Gounkoto boosts Loulo Complex as development continues
Loulo, Mali, 24 January 2012 - A robust contribution from the new Gounkoto mine enhanced the capacity and flexibility of Randgold Resources’ Loulo complex to increase gold production in 2011 despite the substantial challenges presented by the development of two underground mines and the plant expansion.
Gounkoto accounted for a significant part of the complex’s annual production, giving Loulo the capacity to grow overall output while getting its Yalea underground mine on track and pressing ahead with the Gara underground development. Because it accesses the Loulo infrastructure on a toll basis, Gounkoto is expected to recoup its relatively low capital cost by the end of the first quarter of 2012. This means among other things that the State of Mali, a 20% shareholder, will get the benefit of an early dividend as well as full ownership of its stake.
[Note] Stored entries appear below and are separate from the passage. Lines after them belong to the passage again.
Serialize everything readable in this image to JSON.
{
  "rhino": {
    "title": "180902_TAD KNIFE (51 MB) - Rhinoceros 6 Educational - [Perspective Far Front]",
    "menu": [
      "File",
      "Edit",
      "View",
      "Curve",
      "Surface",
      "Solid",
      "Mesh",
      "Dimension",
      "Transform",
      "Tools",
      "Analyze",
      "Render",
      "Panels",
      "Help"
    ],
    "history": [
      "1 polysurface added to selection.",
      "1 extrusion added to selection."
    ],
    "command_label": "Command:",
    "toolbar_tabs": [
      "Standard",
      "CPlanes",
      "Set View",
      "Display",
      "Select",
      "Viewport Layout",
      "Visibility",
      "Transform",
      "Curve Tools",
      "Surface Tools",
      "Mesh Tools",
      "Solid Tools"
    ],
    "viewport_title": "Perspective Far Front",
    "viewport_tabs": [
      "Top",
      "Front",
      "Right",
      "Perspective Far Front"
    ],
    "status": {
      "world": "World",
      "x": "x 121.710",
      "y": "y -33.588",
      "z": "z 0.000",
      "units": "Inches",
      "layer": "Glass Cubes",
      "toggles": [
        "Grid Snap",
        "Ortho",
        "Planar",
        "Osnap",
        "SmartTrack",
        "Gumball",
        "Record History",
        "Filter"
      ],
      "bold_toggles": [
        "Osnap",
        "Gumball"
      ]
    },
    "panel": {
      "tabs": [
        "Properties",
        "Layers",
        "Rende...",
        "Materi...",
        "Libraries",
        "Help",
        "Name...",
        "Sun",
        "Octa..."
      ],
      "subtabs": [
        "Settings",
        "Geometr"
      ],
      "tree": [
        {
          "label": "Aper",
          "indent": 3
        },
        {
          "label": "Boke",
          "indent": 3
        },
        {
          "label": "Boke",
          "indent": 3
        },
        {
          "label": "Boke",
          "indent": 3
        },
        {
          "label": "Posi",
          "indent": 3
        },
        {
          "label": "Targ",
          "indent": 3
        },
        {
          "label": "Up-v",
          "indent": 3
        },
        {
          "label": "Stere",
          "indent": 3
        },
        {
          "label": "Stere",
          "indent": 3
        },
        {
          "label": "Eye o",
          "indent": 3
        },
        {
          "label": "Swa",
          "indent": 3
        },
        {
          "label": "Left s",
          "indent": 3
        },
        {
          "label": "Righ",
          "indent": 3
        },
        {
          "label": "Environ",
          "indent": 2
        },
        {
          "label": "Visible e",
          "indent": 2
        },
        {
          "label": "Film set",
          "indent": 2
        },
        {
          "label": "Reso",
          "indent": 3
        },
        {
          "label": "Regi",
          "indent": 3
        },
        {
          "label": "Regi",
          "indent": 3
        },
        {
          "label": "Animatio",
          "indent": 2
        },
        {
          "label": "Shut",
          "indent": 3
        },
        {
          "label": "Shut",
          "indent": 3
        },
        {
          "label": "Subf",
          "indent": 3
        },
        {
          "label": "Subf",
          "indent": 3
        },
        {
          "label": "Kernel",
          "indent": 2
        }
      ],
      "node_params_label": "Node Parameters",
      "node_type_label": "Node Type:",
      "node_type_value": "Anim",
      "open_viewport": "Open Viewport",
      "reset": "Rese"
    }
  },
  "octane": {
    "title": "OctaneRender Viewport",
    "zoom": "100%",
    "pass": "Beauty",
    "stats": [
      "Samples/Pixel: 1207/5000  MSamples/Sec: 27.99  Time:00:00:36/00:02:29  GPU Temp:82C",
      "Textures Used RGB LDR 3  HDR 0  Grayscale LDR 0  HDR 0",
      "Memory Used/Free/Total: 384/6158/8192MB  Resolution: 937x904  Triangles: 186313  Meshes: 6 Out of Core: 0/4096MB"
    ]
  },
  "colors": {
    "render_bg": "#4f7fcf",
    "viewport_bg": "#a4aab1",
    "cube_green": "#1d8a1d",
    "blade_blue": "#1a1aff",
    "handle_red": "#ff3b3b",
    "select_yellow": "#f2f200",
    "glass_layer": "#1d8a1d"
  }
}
The Mali government has agreed to split the Loulo mining permit, making Gounkoto a standalone operation. Chief executive Mark Bristow said this was a further instance of the importance of Randgold’s philosophy of fostering mutually beneficial partnerships with its host countries.
Bristow also said the Loulo complex represented a textbook illustration of the effectiveness of Randgold’s strategy of creating value through discovery and development, as well as of its commitment to building sustainably profitable businesses.
“The complex has grown from an 800 000 ounce resource to a fully integrated, long-life opencast and underground operation, targeting production of 500 000 ounces this year. With 9 million ounces of reserves, significant grades and a huge upside, it will be profitable at any realistically conceivable gold price,” he said.
Meanwhile, Gounkoto’s contribution has enabled Randgold to implement the drastic remedial measures it promised last year to get the stuttering Yalea underground development on track. A new team led by mining general manager Ted de Villiers, underground manager Mamou Toure and operations manager George Lawrie, has completed a complete redesign of the underground operations, addressed the geotechnical and ventilation issues, upgraded the infrastructure and produced a solid two-year plan to achieve all targets.
“Our aim is to build up the Yalea and Gara underground ore tonnage from the current 100 000tpm to 190 000tpm by the end of the year. Once we’ve reached steady state in 2013, we’ll be able to optimise the development to reduce costs,” says de Villiers.
“As we pointed out last year, the comprehensive review of all aspects of Yalea inevitably brought with it some short-term inflexibility which impacted on its 2011 performance, but we’re now rapidly catching up through a much-improved development rate and the build-up of the mining reserve. Over at Gara, meanwhile, the lessons we learned at Yalea have helped us to keep this development on track from the start. Gara has already accessed first ore and is well set to achieve its 2012 tonnage target.”
Bristow adds that underground mining is clearly going to be an important leg of Randgold’s business in future, and at Yalea it is not only establishing a strong Malian team but building a core underground skills base for the company.
“We believe that to operate sustainably in an emerging country one should develop the local people rather than rely on expatriate skills,” he said.